🤖 AI Summary
This work addresses the challenges of solving large-scale combinatorial optimization problems under uncertainty, where exact solutions are intractable and existing imitation learning approaches lack a unified framework for modeling expert policies. The paper introduces the first three-dimensional taxonomy for characterizing expert strategies in combinatorial optimization and develops a generalized DAgger framework that supports multi-expert aggregation and interactive learning. By integrating sequential decision modeling, stochastic optimization, and an enhanced imitation learning mechanism, the method flexibly accommodates two-stage or multi-stage stochastic experts.
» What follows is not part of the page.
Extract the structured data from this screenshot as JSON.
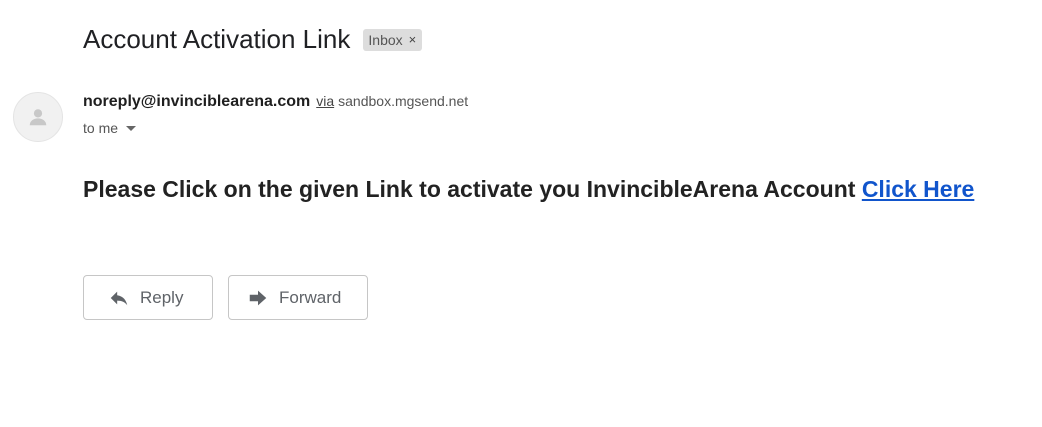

Empirical results on a dynamic physician–patient assignment task demonstrate that policies learned from stochastic experts significantly outperform deterministic or full-information baselines; interactive learning achieves higher solution quality with fewer demonstrations, while aggregating deterministic experts yields superior performance under computational constraints.
📝 Abstract
Imitation learning (IL) provides a data-driven framework for approximating policies for large-scale combinatorial optimisation problems formulated as sequential decision problems (SDPs), where exact solution methods are computationally intractable. A central but underexplored aspect of IL in this context is the role of the \emph{expert} that generates training demonstrations. Existing studies employ a wide range of expert constructions, yet lack a unifying framework to characterise their modelling assumptions, computational properties, and impact on learning performance. This paper introduces a systematic taxonomy of experts for IL in combinatorial optimisation under uncertainty. Experts are classified along three dimensions: (i) their treatment of uncertainty, including myopic, deterministic, full-information, two-stage stochastic, and multi-stage stochastic formulations; (ii) their level of optimality, distinguishing task-optimal and approximate experts; and (iii) their interaction mode with the learner, ranging from one-shot supervision to iterative, interactive schemes. Building on this taxonomy, we propose a generalised Dataset Aggregation (DAgger) algorithm that supports multiple expert queries, expert aggregation, and flexible interaction strategies. The proposed framework is evaluated on a dynamic physician-to-patient assignment problem with stochastic arrivals and capacity constraints. Computational experiments compare learning outcomes across expert types and interaction regimes. The results show that policies learned from stochastic experts consistently outperform those learned from deterministic or full-information experts, while interactive learning improves solution quality using fewer expert demonstrations. Aggregated deterministic experts provide an effective alternative when stochastic optimisation becomes computationally challenging.